His comments deserve scrutiny on two levels. First of all, he is, of course, right. Hillary and Bill have always had difficulty with message and strategy. They can’t make up their mind among competing advisors and advice and tend to split the difference and leave their options open.
But Hillary faces the overwhelming question of whether to run on Obama’s record or against it. Axelrod said it best when he noted that voters want a “remedy” for problems, not a “replica” of a past Administration. How can she disentangle herself from Obama’s failed foreign policy and failing health care system without admitting her parentage of both disasters?
But, on a deeper level, one wonders why Axelrod chose to say what he did when he did. On instructions from Obama? From Jarrett? Out of a desire to generate an anti-Hillary momentum?
The left has been frothing for a candidate to oppose Hillary. Former Senator Jim Webb of Virginia, running to Hillary’s left, might offer an alternative. The more Obama wades into a new Iraq War, the more the anti-war left will be aroused. Hillary, innately a hawk, is guided by the political proposition that a woman has to be a later day Margaret Thatcher to succeed — tough and ready to pull the trigger.

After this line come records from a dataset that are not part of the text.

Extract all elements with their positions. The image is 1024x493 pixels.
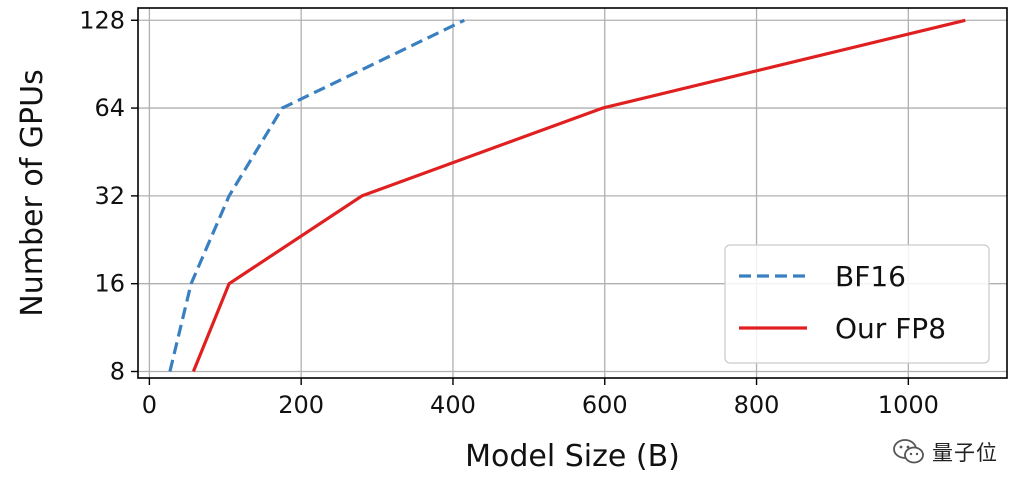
grid — [138, 8, 1007, 378]
x-tick-label: 600 — [582, 391, 628, 419]
y-tick-label: 128 — [79, 6, 125, 34]
x-tick-label: 800 — [734, 391, 780, 419]
y-tick-label: 32 — [94, 182, 125, 210]
x-tick-label: 400 — [430, 391, 476, 419]
legend-label-0: BF16 — [835, 260, 906, 293]
wechat-icon — [893, 439, 924, 464]
legend-label-1: Our FP8 — [835, 312, 946, 345]
series-line-1 — [191, 18, 966, 373]
x-tick-label: 200 — [278, 391, 324, 419]
y-axis-ticks: 8 16 32 64 128 — [79, 6, 138, 386]
legend: BF16 Our FP8 — [724, 244, 990, 364]
x-tick-label: 1000 — [878, 391, 939, 419]
x-tick-label: 0 — [142, 391, 157, 419]
y-tick-label: 64 — [94, 94, 125, 122]
y-tick-label: 16 — [94, 270, 125, 298]
watermark: 量子位 — [892, 437, 998, 467]
series-line-0 — [168, 18, 465, 372]
x-axis-label: Model Size (B) — [465, 439, 680, 474]
legend-box — [724, 244, 990, 364]
y-axis-label: Number of GPUs — [15, 69, 50, 316]
watermark-text: 量子位 — [932, 441, 998, 465]
series-lines — [168, 18, 966, 373]
plot-frame — [137, 7, 1008, 379]
x-axis-ticks: 0 200 400 600 800 1000 — [142, 378, 939, 419]
y-tick-label: 8 — [110, 358, 125, 386]
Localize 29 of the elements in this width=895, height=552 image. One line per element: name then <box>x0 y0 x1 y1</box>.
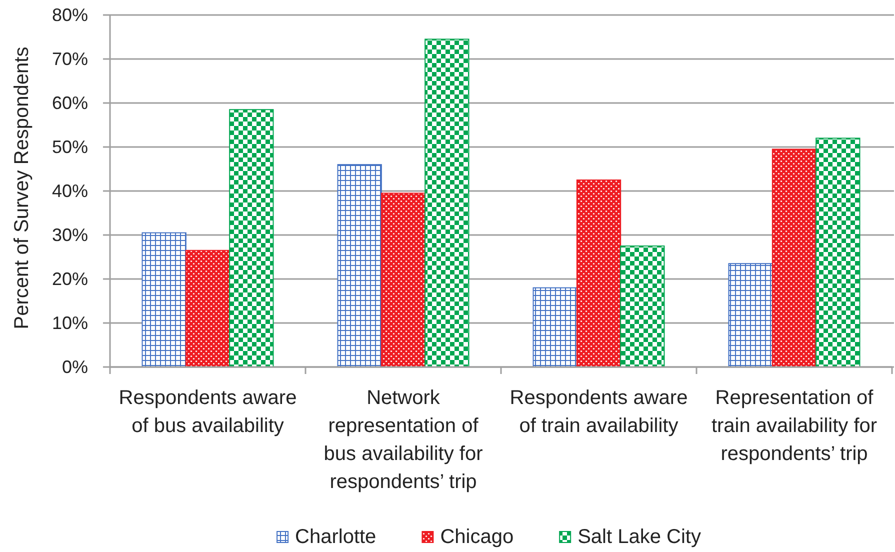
y-tick-label: 50% <box>52 137 88 157</box>
bar <box>424 38 470 368</box>
x-tick-label: Respondents aware of train availability <box>510 387 688 437</box>
x-tick-label: Representation of train availability for respondents’ trip <box>711 387 878 465</box>
y-tick-label: 10% <box>52 313 88 333</box>
x-tick-label: Network representation of bus availability for respondents’ trip <box>324 387 484 493</box>
bar <box>620 246 665 368</box>
x-tick-label: Respondents aware of bus availability <box>118 387 297 437</box>
bar <box>772 148 817 368</box>
bar <box>576 180 622 368</box>
y-tick-label: 80% <box>52 5 88 25</box>
y-tick-label: 40% <box>52 181 88 201</box>
y-tick-label: 70% <box>52 49 88 69</box>
bar <box>229 109 274 368</box>
bar <box>185 250 230 368</box>
bar <box>380 192 426 368</box>
legend-label: Salt Lake City <box>578 526 701 548</box>
bar <box>532 287 578 368</box>
bar <box>728 263 773 368</box>
bar <box>142 232 186 368</box>
bar <box>337 164 382 368</box>
y-tick-label: 30% <box>52 225 88 245</box>
bar <box>816 138 860 368</box>
y-axis-title: Percent of Survey Respondents <box>11 46 33 330</box>
legend-label: Chicago <box>440 526 514 548</box>
y-tick-label: 60% <box>52 93 88 113</box>
y-tick-label: 20% <box>52 269 88 289</box>
legend-label: Charlotte <box>295 526 376 548</box>
y-tick-label: 0% <box>62 357 88 377</box>
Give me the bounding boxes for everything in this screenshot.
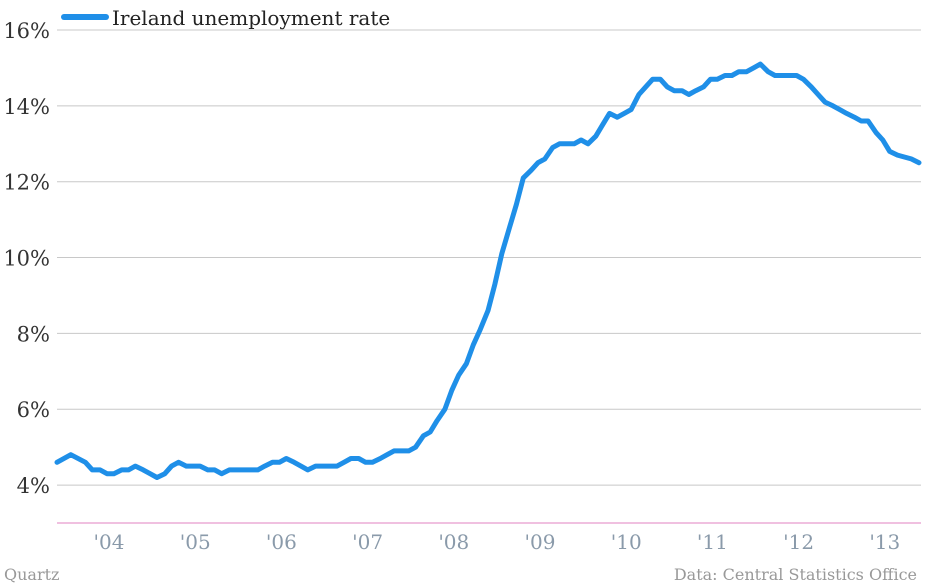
- y-tick-label: 12%: [3, 171, 50, 195]
- series-line: [54, 61, 922, 480]
- x-axis-ticks: '04 '05 '06 '07 '08 '09 '10 '11 '12 '13: [94, 530, 901, 554]
- y-tick-label: 14%: [3, 95, 50, 119]
- source-credit: Quartz: [4, 565, 59, 584]
- gridlines: [57, 29, 921, 486]
- y-tick-label: 6%: [17, 398, 50, 422]
- x-tick-label: '11: [697, 530, 728, 554]
- series-layer: [54, 61, 922, 480]
- x-tick-label: '12: [783, 530, 814, 554]
- x-tick-label: '08: [438, 530, 469, 554]
- y-tick-label: 16%: [3, 19, 50, 43]
- x-tick-label: '04: [94, 530, 125, 554]
- data-source: Data: Central Statistics Office: [674, 565, 917, 584]
- legend-label: Ireland unemployment rate: [112, 6, 390, 30]
- x-tick-label: '09: [525, 530, 556, 554]
- x-tick-label: '07: [352, 530, 383, 554]
- y-tick-label: 4%: [17, 474, 50, 498]
- legend: Ireland unemployment rate: [61, 6, 390, 30]
- x-tick-label: '13: [869, 530, 900, 554]
- x-tick-label: '05: [180, 530, 211, 554]
- x-tick-label: '06: [266, 530, 297, 554]
- y-tick-label: 10%: [3, 247, 50, 271]
- y-tick-label: 8%: [17, 322, 50, 346]
- y-axis-ticks: 4% 6% 8% 10% 12% 14% 16%: [3, 19, 50, 498]
- x-tick-label: '10: [611, 530, 642, 554]
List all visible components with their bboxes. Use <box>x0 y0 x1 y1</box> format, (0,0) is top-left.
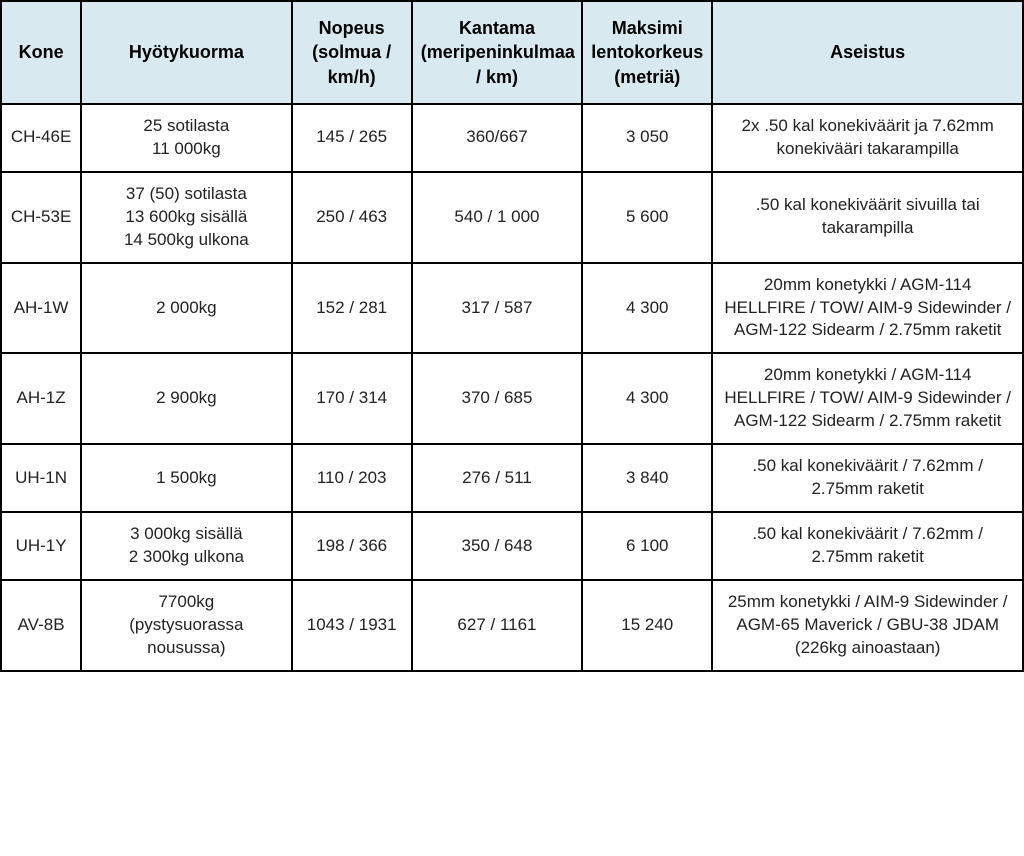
cell-kantama: 276 / 511 <box>412 444 582 512</box>
cell-hyoty: 1 500kg <box>81 444 291 512</box>
cell-hyoty-line: 2 300kg ulkona <box>90 546 282 569</box>
cell-nopeus: 198 / 366 <box>292 512 412 580</box>
cell-kone: CH-53E <box>1 172 81 263</box>
col-header-nopeus: Nopeus (solmua / km/h) <box>292 1 412 104</box>
aircraft-spec-table: Kone Hyötykuorma Nopeus (solmua / km/h) … <box>0 0 1024 672</box>
table-header-row: Kone Hyötykuorma Nopeus (solmua / km/h) … <box>1 1 1023 104</box>
cell-hyoty: 37 (50) sotilasta13 600kg sisällä14 500k… <box>81 172 291 263</box>
cell-hyoty: 2 000kg <box>81 263 291 354</box>
table-row: UH-1Y3 000kg sisällä2 300kg ulkona198 / … <box>1 512 1023 580</box>
table-row: AH-1Z 2 900kg 170 / 314370 / 6854 30020mm … <box>1 353 1023 444</box>
cell-hyoty: 25 sotilasta11 000kg <box>81 104 291 172</box>
cell-hyoty: 3 000kg sisällä2 300kg ulkona <box>81 512 291 580</box>
cell-aseistus: .50 kal konekiväärit / 7.62mm / 2.75mm r… <box>712 512 1023 580</box>
table-row: AH-1W 2 000kg 152 / 281317 / 5874 30020mm … <box>1 263 1023 354</box>
cell-maksimi: 5 600 <box>582 172 712 263</box>
cell-kantama: 317 / 587 <box>412 263 582 354</box>
cell-kone: UH-1Y <box>1 512 81 580</box>
cell-kantama: 350 / 648 <box>412 512 582 580</box>
cell-aseistus: 20mm konetykki / AGM-114 HELLFIRE / TOW/… <box>712 353 1023 444</box>
cell-hyoty-line: (pystysuorassa nousussa) <box>90 614 282 660</box>
cell-hyoty: 2 900kg <box>81 353 291 444</box>
cell-maksimi: 3 050 <box>582 104 712 172</box>
cell-maksimi: 4 300 <box>582 263 712 354</box>
cell-maksimi: 3 840 <box>582 444 712 512</box>
cell-aseistus: .50 kal konekiväärit / 7.62mm / 2.75mm r… <box>712 444 1023 512</box>
cell-hyoty-line: 3 000kg sisällä <box>90 523 282 546</box>
cell-kantama: 540 / 1 000 <box>412 172 582 263</box>
table-body: CH-46E25 sotilasta11 000kg145 / 265360/6… <box>1 104 1023 671</box>
cell-aseistus: 25mm konetykki / AIM-9 Sidewinder / AGM-… <box>712 580 1023 671</box>
cell-hyoty-line: 2 900kg <box>90 387 282 410</box>
cell-kone: AH-1Z <box>1 353 81 444</box>
cell-hyoty-line: 25 sotilasta <box>90 115 282 138</box>
cell-nopeus: 170 / 314 <box>292 353 412 444</box>
col-header-hyoty: Hyötykuorma <box>81 1 291 104</box>
cell-hyoty-line: 14 500kg ulkona <box>90 229 282 252</box>
col-header-maksimi: Maksimi lentokorkeus (metriä) <box>582 1 712 104</box>
cell-kantama: 627 / 1161 <box>412 580 582 671</box>
cell-kantama: 360/667 <box>412 104 582 172</box>
table-row: CH-46E25 sotilasta11 000kg145 / 265360/6… <box>1 104 1023 172</box>
col-header-aseistus: Aseistus <box>712 1 1023 104</box>
cell-nopeus: 250 / 463 <box>292 172 412 263</box>
table-row: UH-1N 1 500kg 110 / 203276 / 5113 840.50 k… <box>1 444 1023 512</box>
cell-hyoty-line: 37 (50) sotilasta <box>90 183 282 206</box>
cell-hyoty: 7700kg(pystysuorassa nousussa) <box>81 580 291 671</box>
cell-kone: CH-46E <box>1 104 81 172</box>
cell-aseistus: .50 kal konekiväärit sivuilla tai takara… <box>712 172 1023 263</box>
cell-nopeus: 152 / 281 <box>292 263 412 354</box>
cell-maksimi: 6 100 <box>582 512 712 580</box>
cell-kone: AH-1W <box>1 263 81 354</box>
cell-nopeus: 145 / 265 <box>292 104 412 172</box>
cell-hyoty-line: 2 000kg <box>90 297 282 320</box>
cell-aseistus: 2x .50 kal konekiväärit ja 7.62mm koneki… <box>712 104 1023 172</box>
table-row: AV-8B7700kg(pystysuorassa nousussa)1043 … <box>1 580 1023 671</box>
cell-nopeus: 1043 / 1931 <box>292 580 412 671</box>
col-header-kone: Kone <box>1 1 81 104</box>
cell-hyoty-line: 7700kg <box>90 591 282 614</box>
cell-hyoty-line: 13 600kg sisällä <box>90 206 282 229</box>
cell-maksimi: 15 240 <box>582 580 712 671</box>
cell-hyoty-line: 1 500kg <box>90 467 282 490</box>
cell-aseistus: 20mm konetykki / AGM-114 HELLFIRE / TOW/… <box>712 263 1023 354</box>
cell-nopeus: 110 / 203 <box>292 444 412 512</box>
cell-hyoty-line: 11 000kg <box>90 138 282 161</box>
cell-kone: UH-1N <box>1 444 81 512</box>
cell-kone: AV-8B <box>1 580 81 671</box>
table-row: CH-53E37 (50) sotilasta13 600kg sisällä1… <box>1 172 1023 263</box>
cell-maksimi: 4 300 <box>582 353 712 444</box>
cell-kantama: 370 / 685 <box>412 353 582 444</box>
col-header-kantama: Kantama (meripeninkulmaa / km) <box>412 1 582 104</box>
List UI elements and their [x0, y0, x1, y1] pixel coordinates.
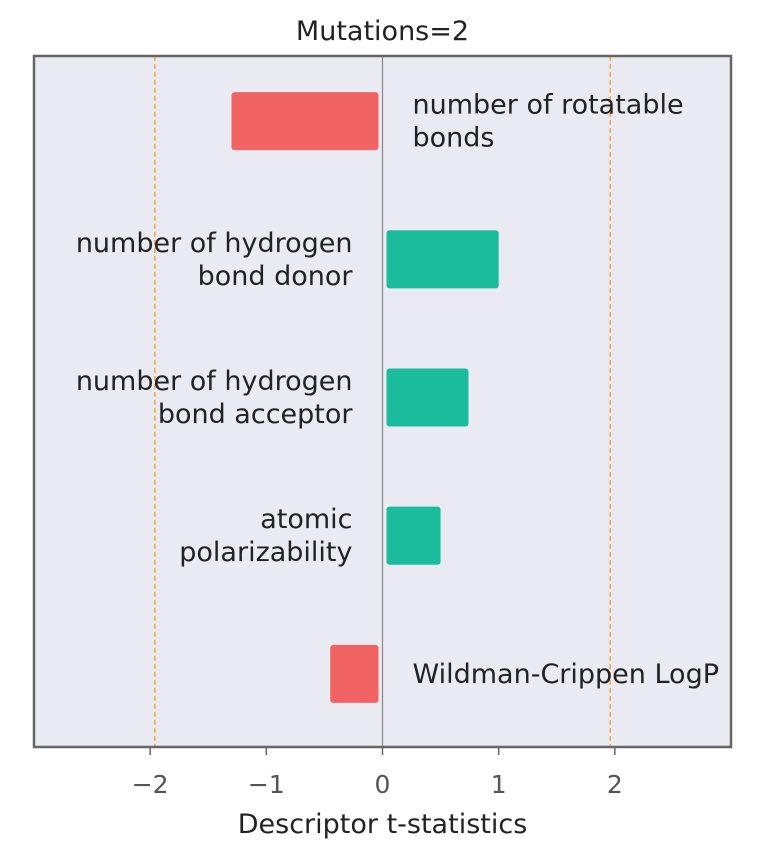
category-label-line: number of rotatable [413, 90, 684, 121]
category-label: Wildman-Crippen LogP [413, 659, 720, 690]
x-axis-label: Descriptor t-statistics [238, 809, 528, 840]
x-axis-ticks: −2 −1 0 1 2 [132, 747, 623, 799]
threshold-lines [154, 56, 611, 747]
category-label: number of hydrogen bond donor [76, 228, 354, 292]
x-tick-label: −1 [248, 770, 285, 799]
category-label: number of rotatable bonds [413, 90, 684, 154]
category-label-line: bond acceptor [158, 399, 354, 430]
x-tick-label: 1 [491, 770, 507, 799]
category-label: atomic polarizability [179, 504, 352, 568]
bar [386, 506, 441, 565]
chart-title: Mutations=2 [296, 16, 469, 47]
category-label-line: Wildman-Crippen LogP [413, 659, 720, 690]
category-label-line: atomic [260, 504, 352, 535]
x-tick-label: 0 [375, 770, 391, 799]
bar [330, 644, 379, 703]
bars [231, 92, 499, 703]
bar [231, 92, 379, 151]
category-label-line: number of hydrogen [76, 228, 353, 259]
bar [386, 368, 469, 427]
bar [386, 230, 499, 289]
category-label-line: polarizability [179, 537, 352, 568]
category-label-line: bonds [413, 123, 495, 154]
category-label: number of hydrogen bond acceptor [76, 366, 354, 430]
category-labels: number of rotatable bonds number of hydrog… [76, 90, 719, 690]
category-label-line: bond donor [198, 261, 354, 292]
category-label-line: number of hydrogen [76, 366, 353, 397]
x-tick-label: −2 [132, 770, 169, 799]
x-tick-label: 2 [607, 770, 623, 799]
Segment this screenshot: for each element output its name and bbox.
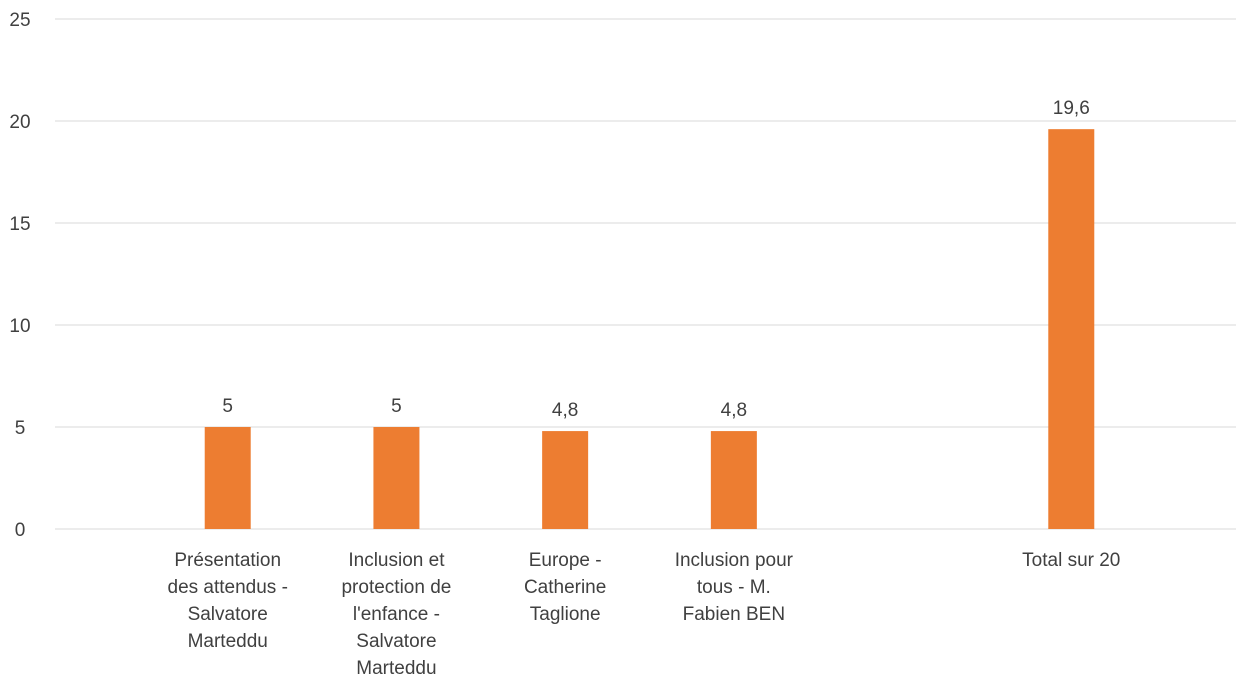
category-label: Catherine: [524, 577, 606, 598]
category-label: Taglione: [530, 604, 601, 625]
y-tick-label: 15: [9, 214, 30, 235]
y-tick-label: 25: [9, 10, 30, 31]
category-label: des attendus -: [168, 577, 288, 598]
bar: [373, 427, 420, 529]
bar: [204, 427, 251, 529]
category-label: Europe -: [529, 550, 602, 571]
category-label: protection de: [341, 577, 451, 598]
y-tick-label: 0: [15, 520, 26, 541]
data-label: 19,6: [1053, 98, 1090, 119]
data-label: 5: [391, 396, 402, 417]
y-tick-label: 20: [9, 112, 30, 133]
category-label: tous - M.: [697, 577, 771, 598]
category-label: Salvatore: [356, 631, 436, 652]
y-tick-label: 5: [15, 418, 26, 439]
category-label: Total sur 20: [1022, 550, 1120, 571]
category-label: Présentation: [174, 550, 281, 571]
category-label: Fabien BEN: [683, 604, 785, 625]
data-label: 5: [222, 396, 233, 417]
data-label: 4,8: [552, 400, 578, 421]
category-label: l'enfance -: [353, 604, 440, 625]
y-tick-label: 10: [9, 316, 30, 337]
data-label: 4,8: [721, 400, 747, 421]
bar: [710, 431, 757, 529]
category-label: Marteddu: [188, 631, 268, 652]
category-label: Marteddu: [356, 658, 436, 679]
bar: [1048, 129, 1095, 529]
category-label: Salvatore: [188, 604, 268, 625]
category-label: Inclusion et: [348, 550, 445, 571]
category-label: Inclusion pour: [675, 550, 794, 571]
bar: [542, 431, 589, 529]
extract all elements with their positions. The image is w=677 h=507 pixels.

Her need to move to the right on the war will alienate her own party and may well lead them to cast their lot with Webb or any substitute.
And, as Hillary’s fund raising needs lead to an ever closer tie with Wall Street, the Elizabeth Warren populist wing of the Party will roar in disapproval.
Obama himself cannot attack Hillary — though he’d like to — because he is compromised on her two biggest negatives: the war and Wall Street. Militarily, he may yet have to send tens of thousands of ground troops to Iraq and his record on crony capitalism is as bad as Hillary’s.
But that does leave outside Obama advisors free to snipe at Hillary and to lend implicit backing to efforts to challenge her. Is David Axelrod on such a path? He would make a potent addition to the ranks of those Democrats who find Hillary wanting.